Seulement, Conseil avait un défaut. Formaliste enragé il ne me
parlait jamais qu’à la troisième personne — au point d’en être
agaçant.
« Conseil ! » répétai-je, tout en commençant d’une main
fébrile mes préparatifs de départ.
Certainement, j’étais sûr de ce garçon si dévoué. D’ordinaire,
je ne lui demandais jamais s’il lui convenait ou non de me suivre
dans mes voyages, mais cette fois, il s’agissait d’une expédition
qui pouvait indéfiniment se prolonger, d’une entreprise hasardeuse,
à la poursuite d’un animal capable de couler une frégate comme une
coque de noix ! Il y avait là matière à réflexion, même pour
l’homme le plus impassible du monde ! Qu’allait dire
Conseil ?
« Conseil ! » criai-je une troisième fois.
Conseil parut.
« Monsieur m’appelle ? dit-il en entrant.
— Oui, mon garçon. Prépare-moi, prépare-toi. Nous partons dans
deux heures.
— Comme il plaira à monsieur, répondit tranquillement
Conseil.
— Pas un instant à perdre. Serre dans ma malle tous mes
ustensiles de voyage, des habits, des chemises, des chaussettes,
sans compter, mais le plus que tu pourras, et hâte-toi !
— Et les collections de monsieur ? fit observer
Conseil.
— On s’en occupera plus tard.
— Quoi ! les archiotherium, les hyracotherium, les
oréodons, les chéropotamus et autres carcasses de
monsieur ?
— On les gardera à l’hôtel.
— Et le babiroussa vivant de monsieur ?
— On le nourrira pendant notre absence. D’ailleurs, je donnerai
l’ordre de nous expédier en France notre ménagerie.

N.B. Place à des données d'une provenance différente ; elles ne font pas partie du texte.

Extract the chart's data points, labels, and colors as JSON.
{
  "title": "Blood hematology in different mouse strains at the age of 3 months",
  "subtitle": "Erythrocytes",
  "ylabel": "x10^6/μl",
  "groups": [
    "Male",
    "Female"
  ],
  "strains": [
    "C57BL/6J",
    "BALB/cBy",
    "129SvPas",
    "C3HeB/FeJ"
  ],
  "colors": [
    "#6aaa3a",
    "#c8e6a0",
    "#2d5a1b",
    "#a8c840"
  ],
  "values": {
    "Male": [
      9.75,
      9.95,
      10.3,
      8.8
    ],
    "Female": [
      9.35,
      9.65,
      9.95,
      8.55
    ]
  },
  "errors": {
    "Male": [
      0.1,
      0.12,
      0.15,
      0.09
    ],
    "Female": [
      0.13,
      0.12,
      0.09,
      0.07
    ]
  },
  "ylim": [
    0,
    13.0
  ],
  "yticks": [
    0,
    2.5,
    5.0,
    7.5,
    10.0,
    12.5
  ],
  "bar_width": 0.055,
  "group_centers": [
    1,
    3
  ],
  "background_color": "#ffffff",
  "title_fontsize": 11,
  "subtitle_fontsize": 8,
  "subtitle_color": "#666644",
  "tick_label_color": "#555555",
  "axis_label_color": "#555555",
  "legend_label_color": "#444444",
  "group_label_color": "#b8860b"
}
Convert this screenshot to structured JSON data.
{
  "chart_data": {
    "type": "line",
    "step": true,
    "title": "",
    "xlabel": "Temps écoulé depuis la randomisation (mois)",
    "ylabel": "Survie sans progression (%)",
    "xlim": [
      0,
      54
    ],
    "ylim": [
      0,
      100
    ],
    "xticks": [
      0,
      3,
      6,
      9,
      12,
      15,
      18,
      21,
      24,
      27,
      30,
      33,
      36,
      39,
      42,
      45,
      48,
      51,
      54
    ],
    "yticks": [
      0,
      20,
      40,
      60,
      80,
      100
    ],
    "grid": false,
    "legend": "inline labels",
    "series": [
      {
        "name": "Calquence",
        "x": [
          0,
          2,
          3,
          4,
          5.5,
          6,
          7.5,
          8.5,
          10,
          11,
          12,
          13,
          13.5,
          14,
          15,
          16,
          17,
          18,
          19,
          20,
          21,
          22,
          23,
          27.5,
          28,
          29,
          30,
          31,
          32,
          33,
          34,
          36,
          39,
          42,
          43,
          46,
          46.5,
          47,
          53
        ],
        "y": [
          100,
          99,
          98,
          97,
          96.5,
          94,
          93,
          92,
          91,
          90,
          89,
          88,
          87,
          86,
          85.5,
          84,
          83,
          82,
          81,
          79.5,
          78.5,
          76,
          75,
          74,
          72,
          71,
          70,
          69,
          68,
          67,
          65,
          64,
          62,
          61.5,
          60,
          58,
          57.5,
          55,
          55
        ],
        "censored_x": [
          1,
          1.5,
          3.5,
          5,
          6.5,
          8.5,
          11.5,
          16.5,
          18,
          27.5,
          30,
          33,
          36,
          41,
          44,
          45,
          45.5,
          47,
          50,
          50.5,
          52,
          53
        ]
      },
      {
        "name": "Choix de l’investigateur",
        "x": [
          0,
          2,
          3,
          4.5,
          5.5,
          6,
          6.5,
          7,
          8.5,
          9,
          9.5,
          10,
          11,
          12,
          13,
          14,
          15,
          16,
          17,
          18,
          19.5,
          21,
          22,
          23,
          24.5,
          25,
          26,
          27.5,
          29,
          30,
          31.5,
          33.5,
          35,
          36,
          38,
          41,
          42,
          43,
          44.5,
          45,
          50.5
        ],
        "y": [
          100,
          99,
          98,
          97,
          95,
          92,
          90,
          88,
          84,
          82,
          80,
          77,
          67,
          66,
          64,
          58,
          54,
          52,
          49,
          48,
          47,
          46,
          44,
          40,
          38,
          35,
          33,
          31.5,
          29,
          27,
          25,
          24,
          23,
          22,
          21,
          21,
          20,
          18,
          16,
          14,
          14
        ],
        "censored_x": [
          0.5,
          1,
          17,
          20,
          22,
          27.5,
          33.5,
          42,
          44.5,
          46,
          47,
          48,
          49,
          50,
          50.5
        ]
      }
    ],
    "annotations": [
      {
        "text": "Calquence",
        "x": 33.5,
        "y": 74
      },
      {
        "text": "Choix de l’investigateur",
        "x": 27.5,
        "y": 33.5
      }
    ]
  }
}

— Nous ne retournons donc pas à Paris ? demanda
Conseil.
— Si… certainement… répondis-je évasivement, mais en faisant un
crochet.
— Le crochet qui plaira à monsieur.
— Oh ! ce sera peu de chose ! Un chemin un peu moins
direct, voilà tout. Nous prenons passage sur
l’Abraham-Lincoln…
— Comme il conviendra à monsieur, répondit paisiblement
Conseil.
— Tu sais, mon ami, il s’agit du monstre… du fameux narwal… Nous
allons en purger les mers ! … L’auteur d’un ouvrage
in-quarto en deux volumes sur les Mystères des grands fonds
sous-marins ne peut se dispenser de s’embarquer avec le
commandant Farragut. Mission glorieuse, mais… dangereuse
aussi ! On ne sait pas où l’on va ! Ces bêtes-là peuvent
être très capricieuses ! Mais nous irons quand même !
Nous avons un commandant qui n’a pas froid aux
yeux ! …
— Comme fera monsieur, je ferai, répondit Conseil.
— Et songes-y bien ! car je ne veux rien te cacher. C’est
là un de ces voyages dont on ne revient pas toujours !
— Comme il plaira à monsieur. »
Un quart d’heure après, nos malles étaient prêtes.